The story about the fabulous steamboat named “Vivian” is related in by the Brewers and by Lance Holland in Fontana: A Pocket History of Appalachia (Robbinsville: Appalachian History Series, 2001).
John, James and Charles Kitchen arrived in WNC during the early part of the 20th century and established a lumber company on the North Carolina side of the Smokies. They had acquired 20,000 or so acres of land in the Twenty Mile Creek watershed and cleared Little Tennessee River area below what is now Fontana Dam so as to establish Cheoah Lake. After the lake was flooded in 1919, the only access to their timber holdings along Twenty Mile Creek was by foot or small boat.
But how in the world do you get the logs out to the sawmill? No problem. You simply build a steamboat; after all, the brothers did have prior maritime experience.
The “Vivian” (named after Charlie’s wife) was homemade ... a 50-foot long stern-paddlewheeler — crafted from white oak with four four-foot sidings and powered by an upright boiler steam engine — it was the pride of the Kitchen Lumber Company ... a sight to behold as it towed a string of large barges loaded to the gunwales with logs across the lake to the awaiting locomotive, Big Junaluska ... and furthermore “its whistle could not be ignored,” note the Brewers, “as it let out ear-splitting whistles to seal the transaction and set the mountains trembling for miles.”

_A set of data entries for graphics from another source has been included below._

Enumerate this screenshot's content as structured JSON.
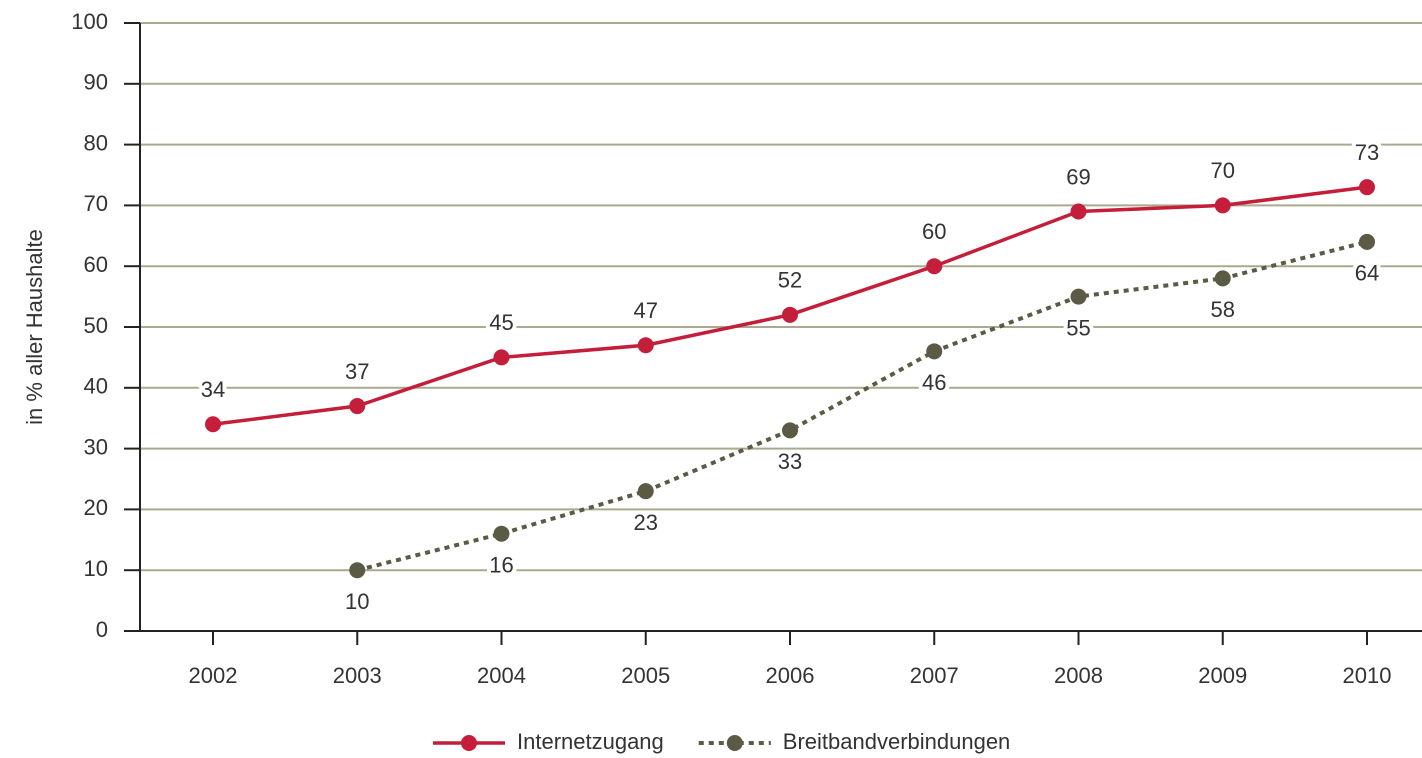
{
  "chart_data": {
    "type": "line",
    "y_label": "in % aller Haushalte",
    "categories": [
      "2002",
      "2003",
      "2004",
      "2005",
      "2006",
      "2007",
      "2008",
      "2009",
      "2010"
    ],
    "series": [
      {
        "name": "Internetzugang",
        "color": "#c41e3a",
        "linestyle": "solid",
        "label_position": "above",
        "values": [
          34,
          37,
          45,
          47,
          52,
          60,
          69,
          70,
          73
        ]
      },
      {
        "name": "Breitbandverbindungen",
        "color": "#5b5b45",
        "linestyle": "dotted",
        "label_position": "below",
        "values": [
          null,
          10,
          16,
          23,
          33,
          46,
          55,
          58,
          64
        ]
      }
    ],
    "ylim": [
      0,
      100
    ],
    "yticks": [
      0,
      10,
      20,
      30,
      40,
      50,
      60,
      70,
      80,
      90,
      100
    ],
    "grid": true,
    "legend": "bottom"
  }
}
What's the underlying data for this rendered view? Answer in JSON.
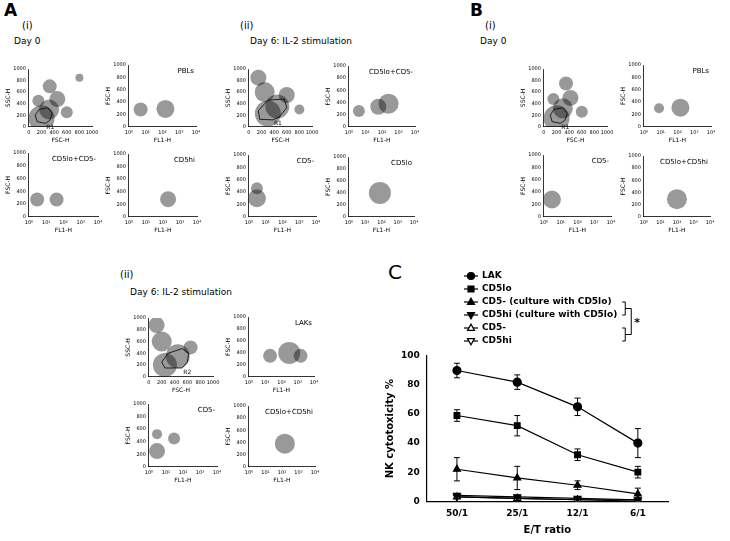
{
  "figure_labels": [
    "A",
    "(i)",
    "Day 0",
    "(ii)",
    "Day 6: IL-2 stimulation",
    "B",
    "(i)",
    "Day 0",
    "(ii)",
    "Day 6: IL-2 stimulation",
    "C"
  ],
  "chart_data": [
    {
      "type": "bubble",
      "x_label": "FSC-H",
      "y_label": "SSC-H",
      "xlim": [
        0,
        1000
      ],
      "xticks": [
        0,
        200,
        400,
        600,
        800,
        1000
      ],
      "ylim": [
        0,
        1000
      ],
      "yticks": [
        0,
        200,
        400,
        600,
        800,
        1000
      ],
      "color": "#000000",
      "x": [
        200,
        320,
        450,
        330,
        600,
        150,
        800
      ],
      "y": [
        150,
        300,
        480,
        700,
        250,
        450,
        850
      ],
      "size": [
        13,
        10,
        8,
        7,
        6,
        6,
        4
      ],
      "gate": {
        "label": "R1",
        "x": [
          260,
          130,
          100,
          160,
          300,
          370,
          330
        ],
        "y": [
          60,
          90,
          200,
          300,
          330,
          230,
          110
        ]
      }
    },
    {
      "type": "bubble",
      "title": "PBLs",
      "x_label": "FL1-H",
      "y_label": "FSC-H",
      "log": "x",
      "xlim": [
        1,
        10000
      ],
      "xticks": [
        {
          "value": 1,
          "label": "10⁰"
        },
        {
          "value": 10,
          "label": "10¹"
        },
        {
          "value": 100,
          "label": "10²"
        },
        {
          "value": 1000,
          "label": "10³"
        },
        {
          "value": 10000,
          "label": "10⁴"
        }
      ],
      "ylim": [
        0,
        1000
      ],
      "yticks": [
        0,
        200,
        400,
        600,
        800,
        1000
      ],
      "color": "#000000",
      "x": [
        5,
        150
      ],
      "y": [
        280,
        290
      ],
      "size": [
        7,
        9
      ]
    },
    {
      "type": "bubble",
      "title": "CD5lo+CD5-",
      "x_label": "FL1-H",
      "y_label": "FSC-H",
      "log": "x",
      "xlim": [
        1,
        10000
      ],
      "xticks": [
        {
          "value": 1,
          "label": "10⁰"
        },
        {
          "value": 10,
          "label": "10¹"
        },
        {
          "value": 100,
          "label": "10²"
        },
        {
          "value": 1000,
          "label": "10³"
        },
        {
          "value": 10000,
          "label": "10⁴"
        }
      ],
      "ylim": [
        0,
        1000
      ],
      "yticks": [
        0,
        200,
        400,
        600,
        800,
        1000
      ],
      "color": "#000000",
      "x": [
        3,
        40
      ],
      "y": [
        270,
        270
      ],
      "size": [
        7,
        7
      ]
    },
    {
      "type": "bubble",
      "title": "CD5hi",
      "x_label": "FL1-H",
      "y_label": "FSC-H",
      "log": "x",
      "xlim": [
        1,
        10000
      ],
      "xticks": [
        {
          "value": 1,
          "label": "10⁰"
        },
        {
          "value": 10,
          "label": "10¹"
        },
        {
          "value": 100,
          "label": "10²"
        },
        {
          "value": 1000,
          "label": "10³"
        },
        {
          "value": 10000,
          "label": "10⁴"
        }
      ],
      "ylim": [
        0,
        1000
      ],
      "yticks": [
        0,
        200,
        400,
        600,
        800,
        1000
      ],
      "color": "#000000",
      "x": [
        200
      ],
      "y": [
        280
      ],
      "size": [
        8
      ]
    },
    {
      "type": "bubble",
      "x_label": "FSC-H",
      "y_label": "SSC-H",
      "xlim": [
        0,
        1000
      ],
      "xticks": [
        0,
        200,
        400,
        600,
        800,
        1000
      ],
      "ylim": [
        0,
        1000
      ],
      "yticks": [
        0,
        200,
        400,
        600,
        800,
        1000
      ],
      "color": "#000000",
      "x": [
        300,
        450,
        250,
        150,
        600,
        800
      ],
      "y": [
        230,
        350,
        600,
        850,
        550,
        300
      ],
      "size": [
        13,
        12,
        10,
        8,
        8,
        5
      ],
      "gate": {
        "label": "R1",
        "x": [
          380,
          170,
          150,
          300,
          560,
          600,
          480
        ],
        "y": [
          120,
          130,
          280,
          460,
          480,
          330,
          170
        ]
      }
    },
    {
      "type": "bubble",
      "title": "CD5lo+CD5-",
      "x_label": "FL1-H",
      "y_label": "FSC-H",
      "log": "x",
      "xlim": [
        1,
        10000
      ],
      "xticks": [
        {
          "value": 1,
          "label": "10⁰"
        },
        {
          "value": 10,
          "label": "10¹"
        },
        {
          "value": 100,
          "label": "10²"
        },
        {
          "value": 1000,
          "label": "10³"
        },
        {
          "value": 10000,
          "label": "10⁴"
        }
      ],
      "ylim": [
        0,
        1000
      ],
      "yticks": [
        0,
        200,
        400,
        600,
        800,
        1000
      ],
      "color": "#000000",
      "x": [
        4,
        60,
        250
      ],
      "y": [
        260,
        330,
        380
      ],
      "size": [
        6,
        8,
        10
      ]
    },
    {
      "type": "bubble",
      "title": "CD5-",
      "x_label": "FL1-H",
      "y_label": "FSC-H",
      "log": "x",
      "xlim": [
        1,
        10000
      ],
      "xticks": [
        {
          "value": 1,
          "label": "10⁰"
        },
        {
          "value": 10,
          "label": "10¹"
        },
        {
          "value": 100,
          "label": "10²"
        },
        {
          "value": 1000,
          "label": "10³"
        },
        {
          "value": 10000,
          "label": "10⁴"
        }
      ],
      "ylim": [
        0,
        1000
      ],
      "yticks": [
        0,
        200,
        400,
        600,
        800,
        1000
      ],
      "color": "#000000",
      "x": [
        3,
        3
      ],
      "y": [
        300,
        460
      ],
      "size": [
        9,
        6
      ]
    },
    {
      "type": "bubble",
      "title": "CD5lo",
      "x_label": "FL1-H",
      "y_label": "FSC-H",
      "log": "x",
      "xlim": [
        1,
        10000
      ],
      "xticks": [
        {
          "value": 1,
          "label": "10⁰"
        },
        {
          "value": 10,
          "label": "10¹"
        },
        {
          "value": 100,
          "label": "10²"
        },
        {
          "value": 1000,
          "label": "10³"
        },
        {
          "value": 10000,
          "label": "10⁴"
        }
      ],
      "ylim": [
        0,
        1000
      ],
      "yticks": [
        0,
        200,
        400,
        600,
        800,
        1000
      ],
      "color": "#000000",
      "x": [
        80
      ],
      "y": [
        400
      ],
      "size": [
        11
      ]
    },
    {
      "type": "bubble",
      "x_label": "FSC-H",
      "y_label": "SSC-H",
      "xlim": [
        0,
        1000
      ],
      "xticks": [
        0,
        200,
        400,
        600,
        800,
        1000
      ],
      "ylim": [
        0,
        1000
      ],
      "yticks": [
        0,
        200,
        400,
        600,
        800,
        1000
      ],
      "color": "#000000",
      "x": [
        200,
        300,
        420,
        350,
        150,
        600
      ],
      "y": [
        150,
        320,
        500,
        750,
        480,
        260
      ],
      "size": [
        13,
        10,
        8,
        7,
        6,
        6
      ],
      "gate": {
        "label": "R1",
        "x": [
          260,
          130,
          100,
          160,
          300,
          370,
          330
        ],
        "y": [
          60,
          90,
          200,
          300,
          330,
          230,
          110
        ]
      }
    },
    {
      "type": "bubble",
      "title": "PBLs",
      "x_label": "FL1-H",
      "y_label": "FSC-H",
      "log": "x",
      "xlim": [
        1,
        10000
      ],
      "xticks": [
        {
          "value": 1,
          "label": "10⁰"
        },
        {
          "value": 10,
          "label": "10¹"
        },
        {
          "value": 100,
          "label": "10²"
        },
        {
          "value": 1000,
          "label": "10³"
        },
        {
          "value": 10000,
          "label": "10⁴"
        }
      ],
      "ylim": [
        0,
        1000
      ],
      "yticks": [
        0,
        200,
        400,
        600,
        800,
        1000
      ],
      "color": "#000000",
      "x": [
        8,
        150
      ],
      "y": [
        300,
        310
      ],
      "size": [
        5,
        9
      ]
    },
    {
      "type": "bubble",
      "title": "CD5-",
      "x_label": "FL1-H",
      "y_label": "FSC-H",
      "log": "x",
      "xlim": [
        1,
        10000
      ],
      "xticks": [
        {
          "value": 1,
          "label": "10⁰"
        },
        {
          "value": 10,
          "label": "10¹"
        },
        {
          "value": 100,
          "label": "10²"
        },
        {
          "value": 1000,
          "label": "10³"
        },
        {
          "value": 10000,
          "label": "10⁴"
        }
      ],
      "ylim": [
        0,
        1000
      ],
      "yticks": [
        0,
        200,
        400,
        600,
        800,
        1000
      ],
      "color": "#000000",
      "x": [
        3
      ],
      "y": [
        280
      ],
      "size": [
        9
      ]
    },
    {
      "type": "bubble",
      "title": "CD5lo+CD5hi",
      "x_label": "FL1-H",
      "y_label": "FSC-H",
      "log": "x",
      "xlim": [
        1,
        10000
      ],
      "xticks": [
        {
          "value": 1,
          "label": "10⁰"
        },
        {
          "value": 10,
          "label": "10¹"
        },
        {
          "value": 100,
          "label": "10²"
        },
        {
          "value": 1000,
          "label": "10³"
        },
        {
          "value": 10000,
          "label": "10⁴"
        }
      ],
      "ylim": [
        0,
        1000
      ],
      "yticks": [
        0,
        200,
        400,
        600,
        800,
        1000
      ],
      "color": "#000000",
      "x": [
        100
      ],
      "y": [
        290
      ],
      "size": [
        10
      ]
    },
    {
      "type": "bubble",
      "x_label": "FSC-H",
      "y_label": "SSC-H",
      "xlim": [
        0,
        1000
      ],
      "xticks": [
        0,
        200,
        400,
        600,
        800,
        1000
      ],
      "ylim": [
        0,
        1000
      ],
      "yticks": [
        0,
        200,
        400,
        600,
        800,
        1000
      ],
      "color": "#000000",
      "x": [
        250,
        450,
        200,
        120,
        650
      ],
      "y": [
        200,
        350,
        600,
        880,
        500
      ],
      "size": [
        12,
        12,
        10,
        8,
        7
      ],
      "gate": {
        "label": "R2",
        "x": [
          520,
          250,
          200,
          300,
          520,
          620,
          600
        ],
        "y": [
          150,
          150,
          250,
          400,
          480,
          400,
          250
        ]
      }
    },
    {
      "type": "bubble",
      "title": "LAKs",
      "x_label": "FL1-H",
      "y_label": "FSC-H",
      "log": "x",
      "xlim": [
        1,
        10000
      ],
      "xticks": [
        {
          "value": 1,
          "label": "10⁰"
        },
        {
          "value": 10,
          "label": "10¹"
        },
        {
          "value": 100,
          "label": "10²"
        },
        {
          "value": 1000,
          "label": "10³"
        },
        {
          "value": 10000,
          "label": "10⁴"
        }
      ],
      "ylim": [
        0,
        1000
      ],
      "yticks": [
        0,
        200,
        400,
        600,
        800,
        1000
      ],
      "color": "#000000",
      "x": [
        20,
        300,
        1500
      ],
      "y": [
        350,
        400,
        350
      ],
      "size": [
        7,
        11,
        7
      ]
    },
    {
      "type": "bubble",
      "title": "CD5-",
      "x_label": "FL1-H",
      "y_label": "FSC-H",
      "log": "x",
      "xlim": [
        1,
        10000
      ],
      "xticks": [
        {
          "value": 1,
          "label": "10⁰"
        },
        {
          "value": 10,
          "label": "10¹"
        },
        {
          "value": 100,
          "label": "10²"
        },
        {
          "value": 1000,
          "label": "10³"
        },
        {
          "value": 10000,
          "label": "10⁴"
        }
      ],
      "ylim": [
        0,
        1000
      ],
      "yticks": [
        0,
        200,
        400,
        600,
        800,
        1000
      ],
      "color": "#000000",
      "x": [
        3,
        30,
        3
      ],
      "y": [
        250,
        450,
        520
      ],
      "size": [
        8,
        6,
        5
      ]
    },
    {
      "type": "bubble",
      "title": "CD5lo+CD5hi",
      "x_label": "FL1-H",
      "y_label": "FSC-H",
      "log": "x",
      "xlim": [
        1,
        10000
      ],
      "xticks": [
        {
          "value": 1,
          "label": "10⁰"
        },
        {
          "value": 10,
          "label": "10¹"
        },
        {
          "value": 100,
          "label": "10²"
        },
        {
          "value": 1000,
          "label": "10³"
        },
        {
          "value": 10000,
          "label": "10⁴"
        }
      ],
      "ylim": [
        0,
        1000
      ],
      "yticks": [
        0,
        200,
        400,
        600,
        800,
        1000
      ],
      "color": "#000000",
      "x": [
        150
      ],
      "y": [
        380
      ],
      "size": [
        10
      ]
    },
    {
      "type": "line",
      "categories": [
        "50/1",
        "25/1",
        "12/1",
        "6/1"
      ],
      "x_label": "E/T ratio",
      "y_label": "NK cytotoxicity %",
      "ylim": [
        0,
        100
      ],
      "yticks": [
        0,
        20,
        40,
        60,
        80,
        100
      ],
      "grid": false,
      "legend": "top-right",
      "annotations": [
        {
          "text": "*"
        }
      ],
      "series": [
        {
          "name": "LAK",
          "color": "#000000",
          "marker": "circle",
          "values": [
            90,
            82,
            65,
            40
          ],
          "errors": [
            5,
            5,
            6,
            10
          ]
        },
        {
          "name": "CD5lo",
          "color": "#000000",
          "marker": "square",
          "values": [
            59,
            52,
            32,
            20
          ],
          "errors": [
            4,
            7,
            4,
            4
          ]
        },
        {
          "name": "CD5- (culture with CD5lo)",
          "color": "#000000",
          "marker": "triangle",
          "values": [
            22,
            16,
            11,
            5
          ],
          "errors": [
            8,
            8,
            3,
            4
          ]
        },
        {
          "name": "CD5hi (culture with CD5lo)",
          "color": "#000000",
          "marker": "triangle-down",
          "values": [
            4,
            3,
            2,
            1
          ],
          "errors": [
            1,
            1,
            1,
            1
          ]
        },
        {
          "name": "CD5-",
          "color": "#000000",
          "marker": "triangle-open",
          "values": [
            3,
            2,
            1,
            1
          ],
          "errors": [
            1,
            1,
            1,
            1
          ]
        },
        {
          "name": "CD5hi",
          "color": "#000000",
          "marker": "triangle-down-open",
          "values": [
            3,
            2,
            1,
            0
          ],
          "errors": [
            1,
            1,
            1,
            1
          ]
        }
      ]
    }
  ]
}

Stories about the Vivian proliferated in Graham County, of course; after all, a steamboat built and navigated along a man-made lake in the Great Smoky Mountains was something worth talking about and remembering. The one I like best is told by Holland: “Joseph P. Sluder, whose mother Julie ran a logging camp boardinghouse on Twenty Mile Creek, recounted ... that Luther Anthony, Captain of the Vivian, learned to play its steam whistle to imitate the call of the whippoorwill, that was a beautiful sound — more beautiful every time we heard it.”